There are currently 23,150 co living units throughout Europe, according to real estate service provider JLL. It predicts that the segment will experience rapid growth: “Co living is becoming a key variable in the broad range of residential options for city dwellers.” As is the case for co-working, the driver is a working and living environment that requires increasing flexibility and is also drawing younger people to the major cities. “Worldwide urbanisation of our society is a trend that will further intensify in coming years. It is likely that the serious shortage of living space with worsen,” says Corestate CEO Lars Schnidrig. The dynamic growth of the segment is also shown by the fund launched by The Collective and the real estate fund manager DTZ Investors last autumn. The aim is to raise £650 million from investors. It is the exit vehicle for projects that The Collective is carrying out with different partners. “In our organisation, every project development must pay off,” says Munte. That is one of the differences compared with co working providers such as Wework, which only lease the spaces they offer. On this order of magnitude, co-living is at least technically of interest to institutional investors as well.

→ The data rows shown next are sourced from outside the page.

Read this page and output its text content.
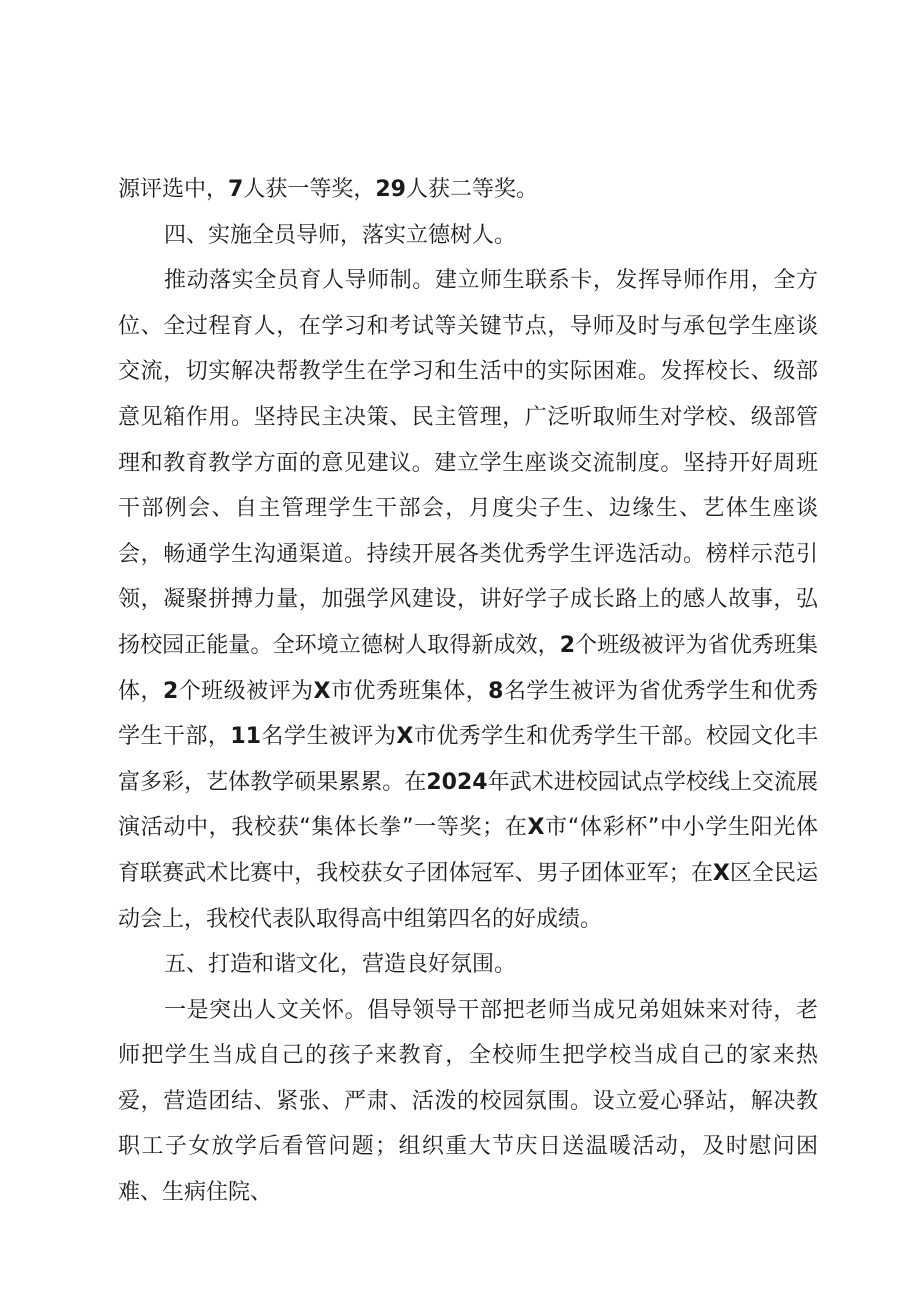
源评选中，7人获一等奖，29人获二等奖。

四、实施全员导师，落实立德树人。

推动落实全员育人导师制。建立师生联系卡，发挥导师作用，全方位、全过程育人，在学习和考试等关键节点，导师及时与承包学生座谈交流，切实解决帮教学生在学习和生活中的实际困难。发挥校长、级部意见箱作用。坚持民主决策、民主管理，广泛听取师生对学校、级部管理和教育教学方面的意见建议。建立学生座谈交流制度。坚持开好周班干部例会、自主管理学生干部会，月度尖子生、边缘生、艺体生座谈会，畅通学生沟通渠道。持续开展各类优秀学生评选活动。榜样示范引领，凝聚拼搏力量，加强学风建设，讲好学子成长路上的感人故事，弘扬校园正能量。全环境立德树人取得新成效，2个班级被评为省优秀班集体，2个班级被评为X市优秀班集体，8名学生被评为省优秀学生和优秀学生干部，11名学生被评为X市优秀学生和优秀学生干部。校园文化丰富多彩，艺体教学硕果累累。在2024年武术进校园试点学校线上交流展演活动中，我校获“集体长拳”一等奖；在X市“体彩杯”中小学生阳光体育联赛武术比赛中，我校获女子团体冠军、男子团体亚军；在X区全民运动会上，我校代表队取得高中组第四名的好成绩。

五、打造和谐文化，营造良好氛围。

一是突出人文关怀。倡导领导干部把老师当成兄弟姐妹来对待，老师把学生当成自己的孩子来教育，全校师生把学校当成自己的家来热爱，营造团结、紧张、严肃、活泼的校园氛围。设立爱心驿站，解决教职工子女放学后看管问题；组织重大节庆日送温暖活动，及时慰问困难、生病住院、
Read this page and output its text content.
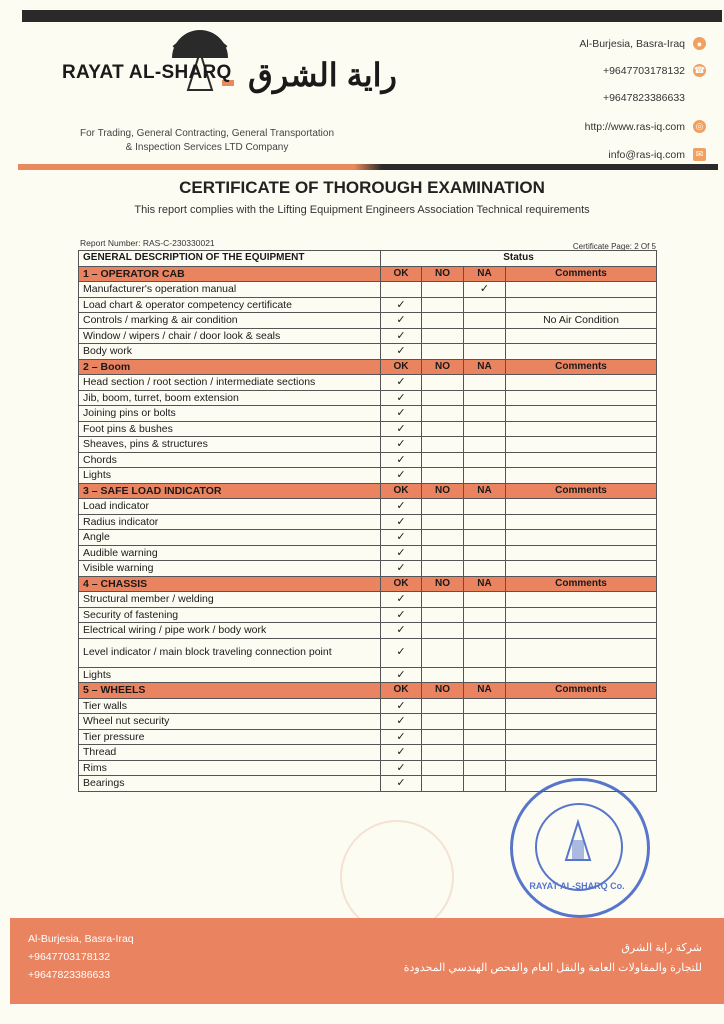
RAYAT AL-SHARQ راية الشرق
For Trading, General Contracting, General Transportation
& Inspection Services LTD Company
Al-Burjesia, Basra-Iraq	●
+9647703178132 ☎
+9647823386633
http://www.ras-iq.com ◎
info@ras-iq.com	✉
CERTIFICATE OF THOROUGH EXAMINATION
This report complies with the Lifting Equipment Engineers Association Technical requirements
Report Number: RAS-C-230330021	Certificate Page: 2 Of 5
GENERAL DESCRIPTION OF THE EQUIPMENT	Status			
1 – OPERATOR CAB	OK	NO	NA	Comments
Manufacturer's operation manual			✓	
Load chart & operator competency certificate	✓			
Controls / marking & air condition	✓			No Air Condition
Window / wipers / chair / door look & seals	✓			
Body work	✓			
2 – Boom	OK	NO	NA	Comments
Head section / root section / intermediate sections	✓			
Jib, boom, turret, boom extension	✓			
Joining pins or bolts	✓			
Foot pins & bushes	✓			
Sheaves, pins & structures	✓			
Chords	✓			
Lights	✓			
3 – SAFE LOAD INDICATOR	OK	NO	NA	Comments
Load indicator	✓			
Radius indicator	✓			
Angle	✓			
Audible warning	✓			
Visible warning	✓			
4 – CHASSIS	OK	NO	NA	Comments
Structural member / welding	✓			
Security of fastening	✓			
Electrical wiring / pipe work / body work	✓			
Level indicator / main block traveling connection point	✓			
Lights	✓			
5 – WHEELS	OK	NO	NA	Comments
Tier walls	✓			
Wheel nut security	✓			
Tier pressure	✓			
Thread	✓			
Rims	✓			
Bearings	✓			
RAYAT AL-SHARQ Co.
Al-Burjesia, Basra-Iraq
+9647703178132
+9647823386633
شركة راية الشرق
للتجارة والمقاولات العامة والنقل العام والفحص الهندسي المحدودة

The segment has experienced only one market phase so far: the boom.
Felix Embacher Division Head Residential, Bulwiengesa

However, as always when something new comes onto the market, there are also considerable risks. For example, ailing concepts such as serviced apartments with low occupancy rates can be prettied up by describing them as co-living. Or providers may have problems finding appropriate properties and land. “Beware when an old product is suddenly being hyped,” advises Tilman Gartmeier, founder and CEO of the project developer Cube Real Estate in Leverkusen. He has been including co living in plans for urban districts that primarily comprise apartments for students and seniors or small apartments since 2013. He reserves 10 to 30 percent of the apartments for this, “a niche within a niche”. However, he hastens to point out that this involves conventional flat-sharing.

Will the new co-living business models on a larger scale work over the long term? Gartmeier is sceptical. “Damage, refurbishment and the allocation of damage take a lot more effort and are more complex than for normal housing.” Not least, the outlook for co-living depends on whether – as was the case for co-working – there is demand from international companies that lease units on a grand scale, for example for temporary workers. Experience shows that this has been the exception so far.

In contrast, Simon Dietzfelbinger of Drees & Sommer is optimistic: “The sense of community corresponds to the corporate culture of increasing numbers of companies.” When looking for office space, many companies also ask about apartments for their employees. That’s why, in his view, adding a dash of co-living to mixed-use developments makes it just as attractive as co-working. Admittedly, the economic cycle represents the greatest risk. “The entire apartment segment has experienced only one market phase so far: the boom” cautions Felix Embacher of Bulwiengesa. Only when there is a downturn will it become clear whether the demand for community involves more than the sheer need to put a roof over one’s head. Particularly since the initial enthusiasm of many residents obviously declines quickly. According to “Co-living Insights”, in many cases the concepts make more promises than they can keep. Understanding one’s home as a place to retreat may not be all that old-fashioned after all.